PrivPay: Privacy Preserving Payments in Credit Networks

PrivPay Logo

A credit network models trust between agents in a distributed environment and enables payments between arbitrary pairs of agents. With their flexible design and robustness against intrusion, credit networks form the basis of several Sybil-tolerant social networks, spam-resistant communication protocols, and payment systems. Existing systems, however, expose agents’ trust links as well as the existence and volumes of payment transactions, which is considered sensitive information in social environments or in the financial world. This raises a challenging privacy concern, which has largely been ignored by the research on credit networks so far.
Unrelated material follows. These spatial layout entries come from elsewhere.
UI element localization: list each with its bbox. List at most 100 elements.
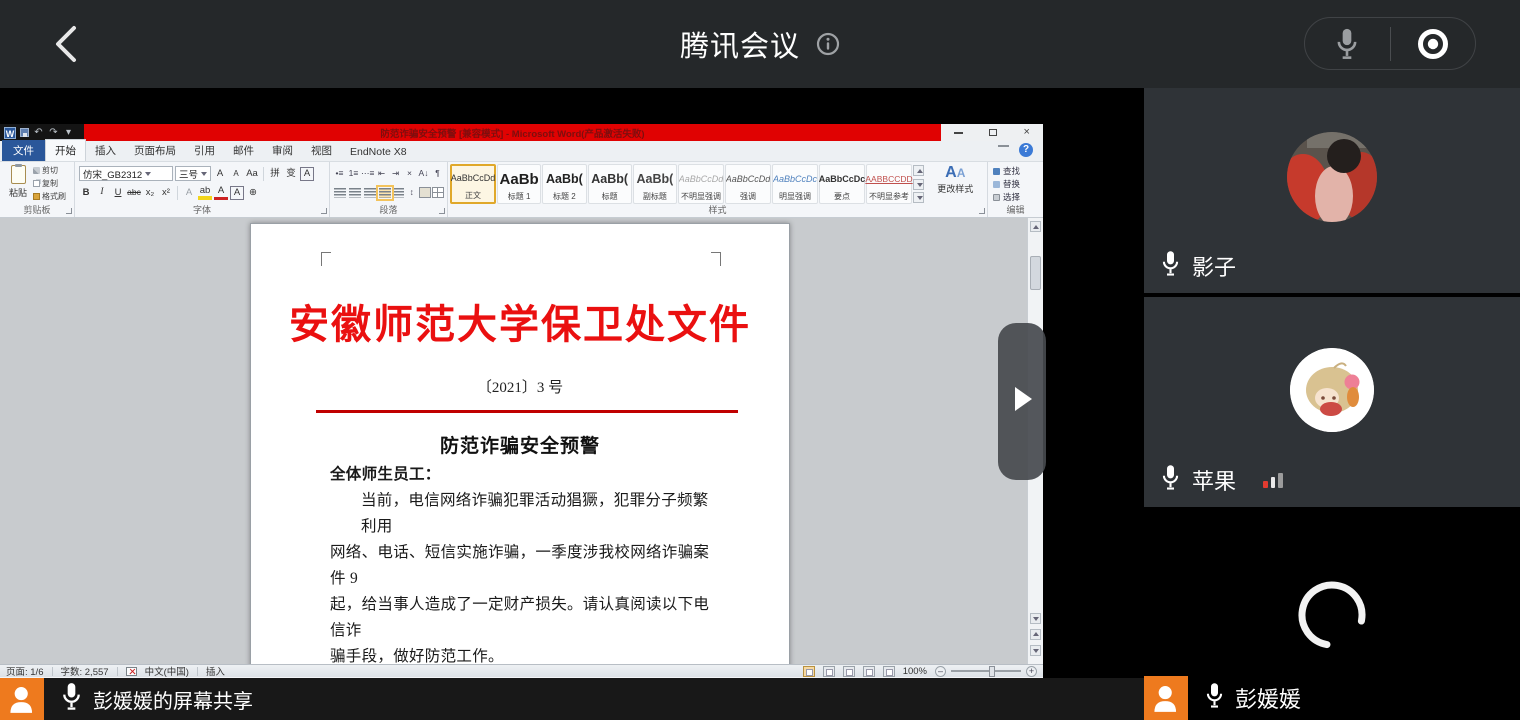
increase-indent-button[interactable]: ⇥ [389,166,402,181]
char-shading-button[interactable]: A [230,186,244,200]
restore-icon[interactable] [989,129,997,136]
zoom-in-icon[interactable]: + [1026,666,1037,677]
redo-icon[interactable]: ↷ [48,125,59,140]
info-icon[interactable] [816,32,840,56]
help-icon[interactable]: ? [1019,143,1033,157]
microphone-button[interactable] [1305,27,1390,61]
spellcheck-icon[interactable] [126,667,137,676]
asian-layout-button[interactable]: × [403,166,416,181]
copy-button[interactable]: 复制 [33,178,71,189]
style-heading2[interactable]: AaBb(标题 2 [542,164,586,204]
tab-page-layout[interactable]: 页面布局 [125,140,185,161]
enclose-characters-button[interactable]: ⊕ [246,185,260,200]
panel-expand-button[interactable] [998,323,1046,480]
style-heading1[interactable]: AaBb标题 1 [497,164,541,204]
find-button[interactable]: 查找 [993,165,1038,177]
word-logo-icon[interactable]: W [4,127,16,139]
qat-dropdown-icon[interactable]: ▾ [63,125,74,140]
scroll-up-icon[interactable] [1030,221,1041,232]
style-strong[interactable]: AaBbCcDc要点 [819,164,865,204]
gallery-up-icon[interactable] [913,165,924,176]
save-icon[interactable] [20,128,29,137]
dialog-launcher-icon[interactable] [321,208,327,214]
tab-insert[interactable]: 插入 [86,140,125,161]
web-layout-view-button[interactable] [843,666,855,677]
gallery-more-icon[interactable] [913,192,924,203]
bold-button[interactable]: B [79,185,93,200]
participant-tile[interactable]: 苹果 [1144,297,1520,507]
align-right-button[interactable] [364,188,376,198]
font-color-button[interactable]: A [214,185,228,200]
print-layout-view-button[interactable] [803,666,815,677]
next-page-icon[interactable] [1030,645,1041,656]
phonetic-guide-button[interactable]: 拼 [268,166,282,181]
style-title[interactable]: AaBb(标题 [588,164,632,204]
superscript-button[interactable]: x² [159,185,173,200]
font-name-combo[interactable]: 仿宋_GB2312 [79,166,173,181]
style-emphasis[interactable]: AaBbCcDd强调 [725,164,771,204]
undo-icon[interactable]: ↶ [33,125,44,140]
tab-home[interactable]: 开始 [45,139,86,161]
draft-view-button[interactable] [883,666,895,677]
collapse-ribbon-icon[interactable] [998,145,1009,153]
fullscreen-view-button[interactable] [823,666,835,677]
borders-button[interactable] [432,187,444,198]
participant-tile[interactable]: 影子 [1144,88,1520,293]
numbering-button[interactable]: 1≡ [347,166,360,181]
change-styles-button[interactable]: AA 更改样式 [925,164,985,204]
multilevel-list-button[interactable]: ⋯≡ [361,166,374,181]
cut-button[interactable]: 剪切 [33,165,71,176]
tab-endnote[interactable]: EndNote X8 [341,143,416,161]
previous-page-icon[interactable] [1030,629,1041,640]
record-button[interactable] [1391,28,1476,60]
font-size-combo[interactable]: 三号 [175,166,211,181]
select-button[interactable]: 选择 [993,191,1038,203]
tab-mailings[interactable]: 邮件 [224,140,263,161]
justify-button[interactable] [379,188,391,198]
show-marks-button[interactable]: ¶ [431,166,444,181]
style-subtle-reference[interactable]: AABBCCDD不明显参考 [866,164,912,204]
char-border-button[interactable]: A [300,167,314,181]
zoom-out-icon[interactable]: – [935,666,946,677]
char-convert-button[interactable]: 变 [284,166,298,181]
style-subtle-emphasis[interactable]: AaBbCcDd不明显强调 [678,164,724,204]
tab-file[interactable]: 文件 [2,140,45,161]
italic-button[interactable]: I [95,185,109,200]
style-normal[interactable]: AaBbCcDd正文 [450,164,496,204]
paste-button[interactable]: 粘贴 [3,164,33,204]
dialog-launcher-icon[interactable] [66,208,72,214]
microphone-icon[interactable] [60,682,83,716]
align-center-button[interactable] [349,188,361,198]
document-page[interactable]: 安徽师范大学保卫处文件 〔2021〕3 号 防范诈骗安全预警 全体师生员工： 当… [250,223,790,664]
grow-font-button[interactable]: A [213,166,227,181]
dialog-launcher-icon[interactable] [439,208,445,214]
subscript-button[interactable]: x₂ [143,185,157,200]
change-case-button[interactable]: Aa [245,166,259,181]
bullets-button[interactable]: •≡ [333,166,346,181]
tab-references[interactable]: 引用 [185,140,224,161]
scroll-down-icon[interactable] [1030,613,1041,624]
gallery-down-icon[interactable] [913,179,924,190]
shrink-font-button[interactable]: A [229,166,243,181]
dialog-launcher-icon[interactable] [979,208,985,214]
style-subtitle[interactable]: AaBb(副标题 [633,164,677,204]
align-left-button[interactable] [334,188,346,198]
distribute-button[interactable] [394,188,404,198]
zoom-track[interactable] [951,670,1021,672]
zoom-thumb[interactable] [989,666,995,677]
tab-view[interactable]: 视图 [302,140,341,161]
scrollbar-thumb[interactable] [1030,256,1041,290]
outline-view-button[interactable] [863,666,875,677]
strikethrough-button[interactable]: abc [127,185,141,200]
zoom-level[interactable]: 100% [903,666,927,677]
replace-button[interactable]: 替换 [993,178,1038,190]
minimize-icon[interactable] [954,132,963,134]
close-icon[interactable]: × [1023,127,1029,138]
highlight-color-button[interactable]: ab [198,185,212,200]
participant-tile[interactable]: 彭媛媛 [1144,511,1520,720]
underline-button[interactable]: U [111,185,125,200]
style-intense-emphasis[interactable]: AaBbCcDc明显强调 [772,164,818,204]
sort-button[interactable]: A↓ [417,166,430,181]
shading-button[interactable] [419,187,431,198]
format-painter-button[interactable]: 格式刷 [33,191,71,202]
In this work, we present the first available formal definitions of privacy for credit networks. Morever, we present PrivPay, the first provably secure privacy preserving payment protocol for credit networks. The distinguishing feature of PrivPay is the obliviousness of transactions, which entails strong privacy guarantees for the network links. PrivPay does not require any trusted third party, maintains a high accuracy of the transactions, and provides an economical solution to network service providers. It is also general-purpose and applicable to all credit network-based systems. We implemented PrivPay and demonstrated its practicality by privately emulating transactions performed in the Ripple payment system over a period of four months.

PrivPay Overview

PrivPay Overview

The functionality at the client is kept as simple as possible. In particular, Privpay only requires the client to be able to create a secure communication channel (e.g., TLS channel) with the service provider. On the other hand, the functionality at the service provider is divided into two modules: universe creator module and transaction module. PrivPay does not introduce significant computational or financial overhead to either the credit network service provider or the users. In particular, we avoid computationally burdensome cryptography at the user ends, which paves the way for deploying PrivPay on mobile devices such as smartphones.

PrivPay's achieves the following system goals:

  • Performance. The response time of PrivPay to a transaction request is on the order of a few seconds.
  • Accuracy. PrivPay maintains the same level of accuracy as non-privacy preserving credit networks.
  • Rate limiting. Privpay restricts the number of queries that a (malicious) user issues aiming at reducing the usability for the rest of users.
  • Generality. Our privacy-preserving credit network is applicable to many credit network-based systems.
  • Scalability. PrivPay is able to cater to a growing user base without significantly decreasing the performance.

The details of our system can be found in our research paper.

Privacy Definitions

This work presents for first time formal definitions for privacy properties within credit networks. In particular, we characterize two fundamental privacy properties for transactions in a credit network, namely, value privacy and receiver privacy.

Transaction value privacy We say that a credit network maintains value privacy if the adversary cannot determine the value of a transaction between two non-compromised users.

Transaction receiver privacy We say that a credit network maintains receiver privacy if the adversary cannot determine the receiver of a transaction, as long as this is issued by a non-compromised sender.

Our research paper contains the full details of the corresponding crytographic definitions.


We have developed a prototypical C++ implementation to demonstrate the feasibility of our construction. The implementation encompasses both the universe creator module and the transaction module. For symmetric encryption, we have used the Intel AES-NI library to interact with the AES hardware implementation available on our test machine. We conducted our experiments on a machine with an Intel Xeon E5-4650L 2.60 GHz processor and 790 GB RAM.

We have extracted the full Ripple credit network (i.e., its full ledger) at two different points in time: ledger 2830040 in October 2013 and ledger 4547183 in January 2014, along with all the transactions carried out in this period of time. The obtained raw dataset has been filtered according to a criteria detailed in our research paper. Our final experiment dataset contains a graph with a set of 14,317 nodes and 14,176 links along with a transaction set composed of 8,124 payment transactions and 14,922 modify link transactions.

Adapted Canal PrivPay
payment time (ms) 0.078 1510
create/modify link time (ms) 0.005 95
Accuracy 97% 95%

Viswanath et al. gave us access to their Canal prototype code. We have adapted it to support directed graphs; thus we are able to simulate our Ripple credit network dataset. This experiment has allowed us to study the impact of adding privacy into a payment system.